By Suzy Williams

On December 28, our beloved Mark “Sponto” Kornfeld, died in the gallery that he had created – Sponto’s – at 7 Dudley Avenue. This had been a space in which every Venetian felt at home during the last 24 years. 

Sponto died of an apparent heart attack. He had come in the afternoon, left his keys in the outside door, and had begun to run a shower, which was still running six hours later when his body was found. 

He had complained to friends of having chest pain the previous week. Born Mark Kornfeld in Glen Cove, New York, on August 29, 1949, he was only 59 years old.

The venue, which once held the Venice West Cafe, home of the Beat Generation in Venice, was a mecca to artists of every Venice stripe with constant showings of original art, cutting-edge films, lectures, poetry readings and musical performances, mostly of local persuasion. 

Twice a year Sponto Gallery hosted a Solstice extravaganza, hosted by Ibrahim and Diane Butler, wherein a group show of mostly homeless artists and all sorts of live musicians performed. The celebration often lasted all day and late into the night. 

The Venice community has taken a very hard hit at the loss of this generous, impish, life-affirming man. He was the ultimate hippie, sooth-sayer, sunset appreciator, lady admirer, Venice afficianado. 

Losing Sponto is very hard, unexpected and deeply sad for me and many more in our community. 

The last couple of years was an immense struggle for him to keep the venue afloat. Certainly the loss of this pillar of our community can only make us more aware of the handful of remaining benevolent people who preserve our unique culture with such intelligent passion. 

The only way that we who are left behind can deal with this ridicu-lousy profound loss is to dance, love more, kick out the jams, and cry our eyes out. Sponto Sponto Sponto. We may have had the chance to thank you, but why didn’t we get a chance to say goodbye…? 

The last time I saw Sponto was on first friday this December on Abbot Kinney at Zingara, the gypsy clothing and artifact store. We were full of merriment, based on the largess of the store proprietors and the general goodwill up and down, and Sponto said to me : “What would you like? I want to buy you a present – anything you want.” 

I, incredulous, said “What? Are you sure? Are you serious?” and he said “Yes – just pick it out.” 

So I showed him a couple of gem-colored candlesticks I’d become enamored with and he bought them for me pronto (meanwhile we met two lovely young ladies who were taken by the huge vibes from the bubble of bliss we were occupying and we fell into a deep probe of each other’s life-path-very Sponto-inspired). 

Then Sponto said: “What else would you like?” and I said: “What do you mean? You want to get me something on top of this??” (I was already knocked out) “Yes ! Yes! What else would your heart desire?” 

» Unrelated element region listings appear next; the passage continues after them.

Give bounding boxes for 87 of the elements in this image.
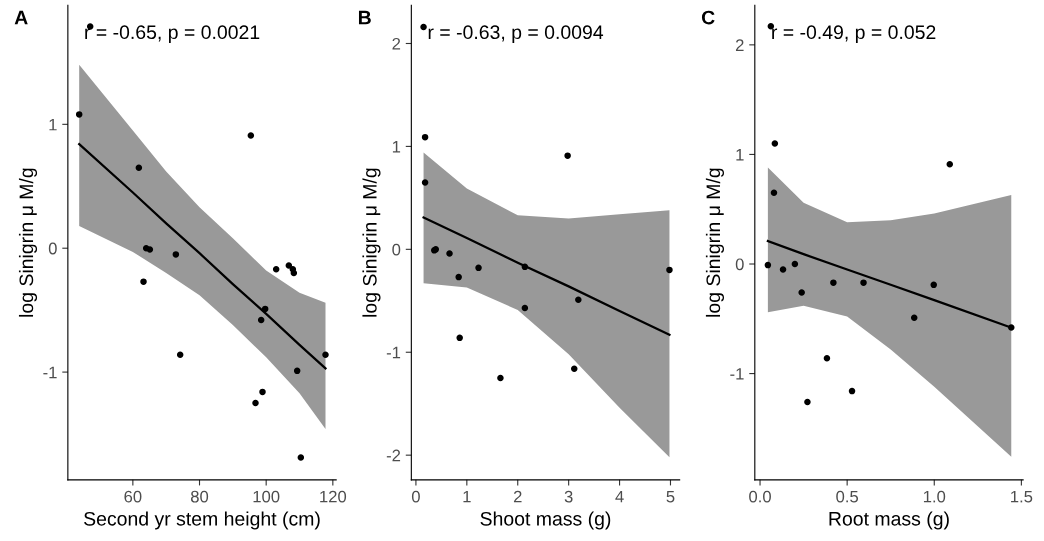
x-tick-label: 1 [463,490,471,503]
y-tick-label: 0 [392,243,401,256]
point [261,305,269,313]
point [421,133,429,141]
x-tick-label: 0.5 [836,490,859,503]
point [571,365,578,372]
x-tick-label: 0 [411,490,420,503]
point [446,250,453,257]
line-series [78,143,327,370]
x-tick-label: 60 [124,490,142,503]
x-tick-label: 100 [253,490,280,503]
point [293,367,301,375]
point [140,278,147,285]
point [764,261,772,269]
point [575,296,582,304]
point [930,281,937,289]
y-tick-label: 0 [48,242,57,255]
point [779,266,787,273]
point [456,334,463,342]
point [497,374,504,382]
line-series [422,216,671,336]
point [247,132,255,139]
chart-title: B [358,10,371,25]
y-tick-label: -1 [386,346,401,359]
y-tick-label: 1 [49,118,57,131]
point [860,279,867,286]
point [1008,324,1015,331]
point [176,351,184,359]
y-axis-title: log Sinigrin μ M/g [18,168,38,317]
x-tick-label: 3 [564,490,573,503]
x-tick-label: 80 [190,490,209,503]
point [290,269,298,277]
point [475,264,482,272]
point [823,354,831,362]
point [564,152,571,159]
chart-title: A [14,10,28,25]
y-axis-title: log Sinigrin μ M/g [362,168,381,317]
point [146,246,154,253]
point [946,161,954,168]
point [798,289,805,296]
point [521,263,529,271]
y-tick-label: 1 [392,140,401,153]
x-tick-label: 4 [615,490,624,503]
point [75,111,83,118]
annotation: r = -0.49, p = 0.052 [772,25,936,43]
y-tick-label: -1 [730,368,744,380]
x-tick-label: 1.0 [923,490,946,503]
point [272,266,280,273]
point [455,273,462,281]
x-axis-title: Second yr stem height (cm) [84,511,320,530]
point [791,260,799,268]
point [666,266,673,274]
point [771,140,779,147]
x-tick-label: 0.0 [749,490,771,503]
point [172,251,180,258]
annotation: r = -0.63, p = 0.0094 [428,25,604,43]
point [259,388,266,396]
point [521,304,529,312]
point [804,398,811,406]
y-tick-label: 2 [392,37,401,50]
y-tick-label: 1 [736,149,744,161]
x-tick-label: 2 [513,490,522,503]
point [848,387,856,395]
point [252,399,259,407]
point [767,22,775,30]
point [135,164,143,171]
x-axis-title: Root mass (g) [829,511,949,530]
y-axis-title: log Sinigrin μ M/g [705,168,725,317]
x-tick-label: 120 [320,490,347,503]
x-tick-label: 5 [666,490,675,503]
point [322,351,329,359]
point [910,314,918,321]
point [830,279,837,286]
annotation: r = -0.65, p = 0.0021 [85,25,260,43]
point [770,189,778,197]
chart-title: C [701,10,715,25]
point [285,262,293,269]
point [420,23,427,31]
y-tick-label: -1 [43,366,57,379]
point [297,454,305,461]
x-axis-title: Shoot mass (g) [480,511,611,530]
x-tick-label: 1.5 [1011,490,1033,503]
y-tick-label: 0 [735,258,744,271]
y-tick-label: -2 [386,449,401,462]
point [257,316,265,324]
y-tick-label: 2 [735,39,744,51]
point [421,179,429,186]
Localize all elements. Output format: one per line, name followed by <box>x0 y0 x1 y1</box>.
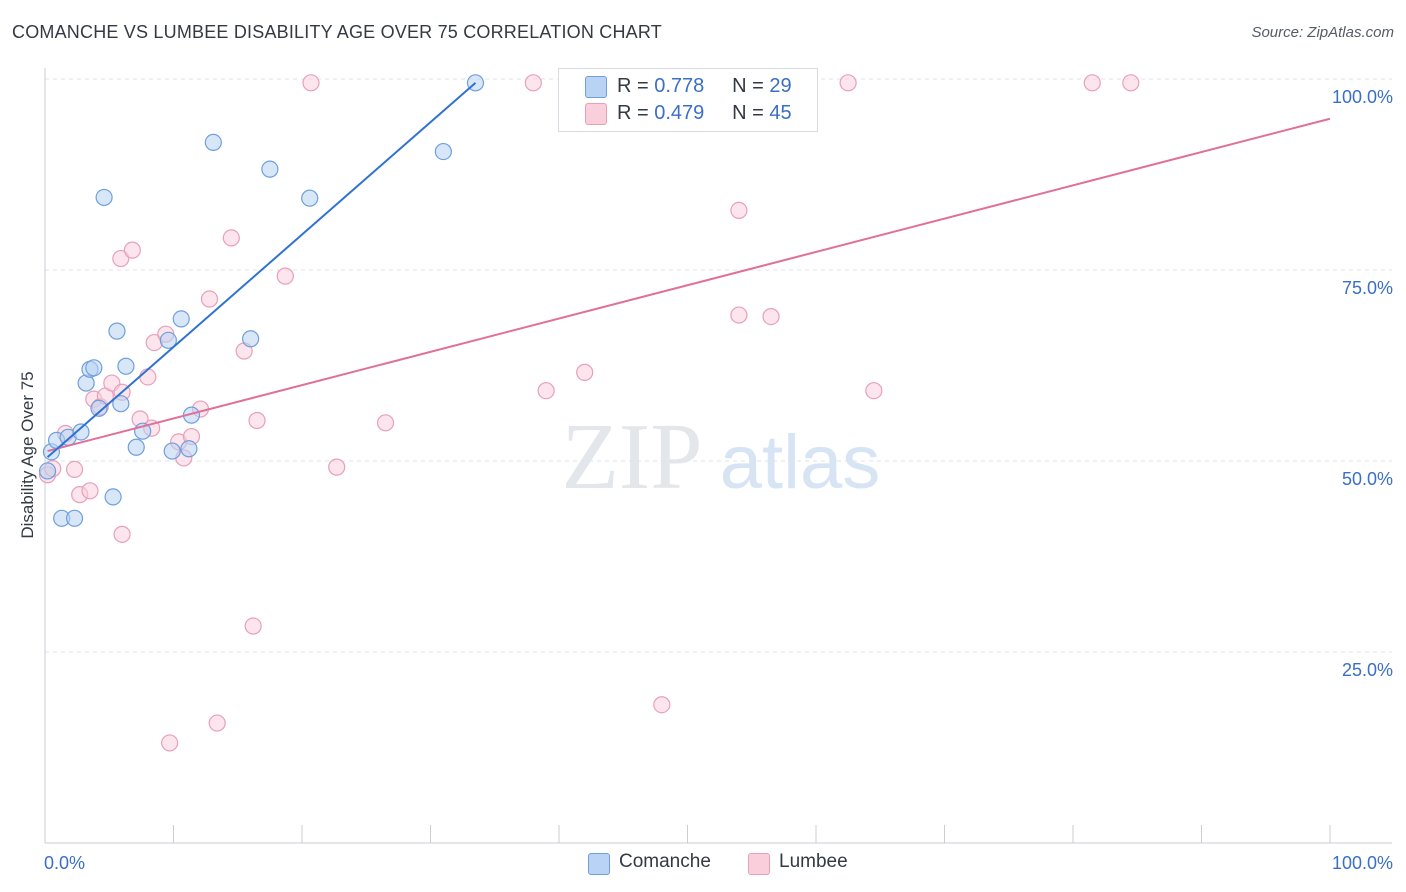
lumbee-swatch <box>585 103 607 125</box>
comanche-point <box>65 509 84 527</box>
axes <box>44 68 1392 844</box>
lumbee-point <box>653 696 671 714</box>
lumbee-point <box>1083 74 1101 92</box>
lumbee-point <box>222 229 240 247</box>
stats-legend: R = 0.778 N = 29 R = 0.479 N = 45 <box>558 68 818 132</box>
comanche-point <box>180 440 198 458</box>
comanche-trend-line <box>46 82 477 458</box>
comanche-point <box>127 438 145 456</box>
r-label: R = <box>617 102 649 124</box>
watermark: ZIP atlas <box>562 405 881 509</box>
y-tick-label: 100.0% <box>1332 87 1393 107</box>
comanche-point <box>104 488 122 506</box>
lumbee-point <box>730 306 748 324</box>
lumbee-point <box>376 414 395 432</box>
comanche-point <box>38 462 57 480</box>
tick-labels: 25.0% 50.0% 75.0% 100.0% 0.0% 100.0% <box>44 87 1393 873</box>
lumbee-point <box>112 249 130 268</box>
lumbee-point <box>161 734 179 752</box>
watermark-atlas: atlas <box>720 420 881 505</box>
lumbee-point <box>839 74 857 92</box>
comanche-point <box>301 189 319 207</box>
lumbee-point <box>200 290 219 308</box>
lumbee-point <box>65 460 84 479</box>
comanche-point <box>261 160 279 178</box>
n-label: N = <box>732 75 764 97</box>
lumbee-trend-line <box>47 117 1331 453</box>
lumbee-point <box>576 363 594 381</box>
lumbee-point <box>762 308 780 326</box>
comanche-point <box>85 359 103 377</box>
lumbee-point <box>524 74 542 92</box>
comanche-point <box>204 133 222 152</box>
comanche-point <box>242 330 260 348</box>
lumbee-point <box>537 382 555 400</box>
legend-label-comanche: Comanche <box>619 851 711 872</box>
lumbee-point <box>248 411 266 430</box>
y-tick-label: 25.0% <box>1342 660 1393 680</box>
lumbee-point <box>139 368 157 386</box>
comanche-points <box>38 74 485 527</box>
lumbee-point <box>123 241 141 259</box>
lumbee-point <box>865 382 883 400</box>
comanche-point <box>112 395 130 413</box>
trend-lines <box>46 82 1331 458</box>
n-label: N = <box>732 102 764 124</box>
chart-title: COMANCHE VS LUMBEE DISABILITY AGE OVER 7… <box>12 22 662 42</box>
comanche-point <box>163 442 181 460</box>
comanche-point <box>159 331 177 349</box>
r-label: R = <box>617 75 649 97</box>
n-value: 29 <box>769 75 792 97</box>
x-tick-label: 0.0% <box>44 853 85 873</box>
comanche-point <box>434 142 452 161</box>
lumbee-point <box>1122 74 1140 92</box>
lumbee-point <box>276 267 294 285</box>
lumbee-point <box>328 458 346 476</box>
comanche-point <box>108 322 126 340</box>
comanche-point <box>117 357 135 375</box>
gridlines <box>45 78 1392 653</box>
lumbee-swatch <box>748 853 770 875</box>
r-value: 0.479 <box>654 102 705 124</box>
lumbee-point <box>81 482 99 500</box>
legend-row-text: R = 0.479 N = 45 <box>617 102 792 125</box>
n-value: 45 <box>769 102 792 124</box>
x-tick-label: 100.0% <box>1332 853 1393 873</box>
lumbee-point <box>244 617 262 635</box>
comanche-point <box>172 310 190 328</box>
comanche-swatch <box>585 76 607 98</box>
y-tick-label: 75.0% <box>1342 278 1393 298</box>
y-tick-label: 50.0% <box>1342 469 1393 489</box>
comanche-point <box>72 423 90 441</box>
comanche-point <box>95 188 113 207</box>
lumbee-point <box>113 525 131 543</box>
comanche-point <box>90 399 108 417</box>
r-value: 0.778 <box>654 75 705 97</box>
lumbee-point <box>302 74 320 92</box>
comanche-swatch <box>588 853 610 875</box>
legend-row-text: R = 0.778 N = 29 <box>617 75 792 98</box>
legend-label-lumbee: Lumbee <box>779 851 848 872</box>
lumbee-point <box>208 714 226 732</box>
watermark-zip: ZIP <box>562 405 703 509</box>
source-credit: Source: ZipAtlas.com <box>1251 24 1394 41</box>
lumbee-point <box>730 201 748 220</box>
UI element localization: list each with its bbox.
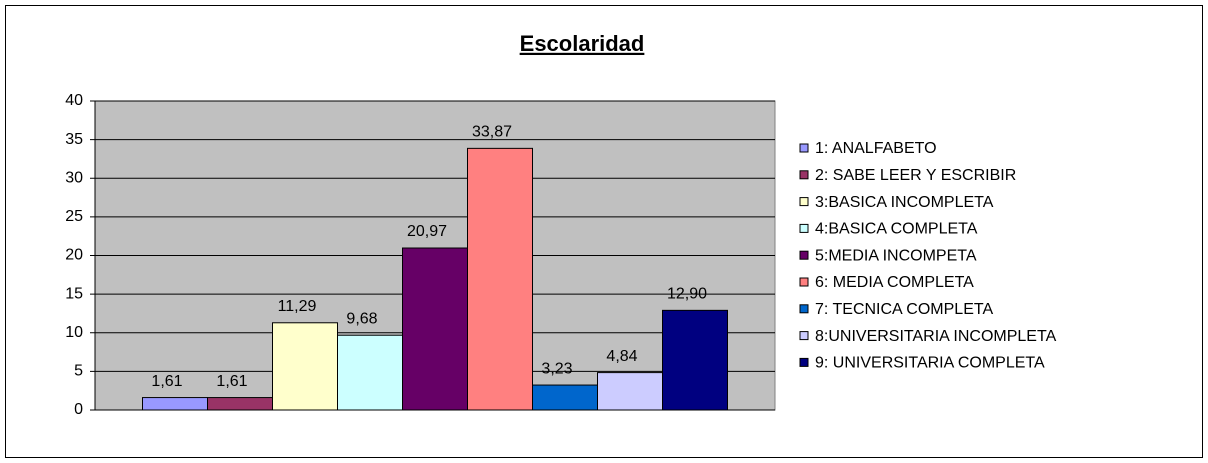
bar bbox=[272, 322, 338, 411]
legend-swatch bbox=[799, 197, 809, 207]
legend-label: 7: TECNICA COMPLETA bbox=[815, 301, 993, 318]
y-tick-label: 30 bbox=[65, 169, 83, 186]
data-label: 1,61 bbox=[216, 373, 247, 390]
y-tick-label: 40 bbox=[65, 92, 83, 109]
y-tick-label: 25 bbox=[65, 208, 83, 225]
y-tick-label: 10 bbox=[65, 324, 83, 341]
y-tick-label: 15 bbox=[65, 285, 83, 302]
bar bbox=[467, 147, 533, 411]
legend-label: 4:BASICA COMPLETA bbox=[815, 221, 978, 238]
legend-label: 8:UNIVERSITARIA INCOMPLETA bbox=[815, 328, 1057, 345]
legend-swatch bbox=[799, 250, 809, 260]
y-tick-label: 20 bbox=[65, 247, 83, 264]
legend-swatch bbox=[799, 223, 809, 233]
legend-label: 3:BASICA INCOMPLETA bbox=[815, 194, 994, 211]
data-label: 11,29 bbox=[278, 298, 317, 315]
bar bbox=[337, 334, 403, 411]
legend-label: 6: MEDIA COMPLETA bbox=[815, 274, 974, 291]
bar bbox=[597, 372, 663, 411]
bar bbox=[142, 397, 208, 411]
data-label: 9,68 bbox=[346, 310, 377, 327]
bar bbox=[662, 309, 728, 411]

So I said:”Hmm.. Well, there are some wonderful question-mark old typewriter key earrings that I totally crave” and he said “Let’s go,” so we walked the half-block it took to get to Carol Tantau’s, but unfortunately it had closed. 

Sponto then turned his attention down the boulevard and bid me fondue and disappeared into the sparkly, shimmery, enchanted Abbot Kinney night. I called him the next day to thank him and he said “Oh yeah, baby it’s all good…I gotta go…love you honey.” Yes that was my last contact with Sponto.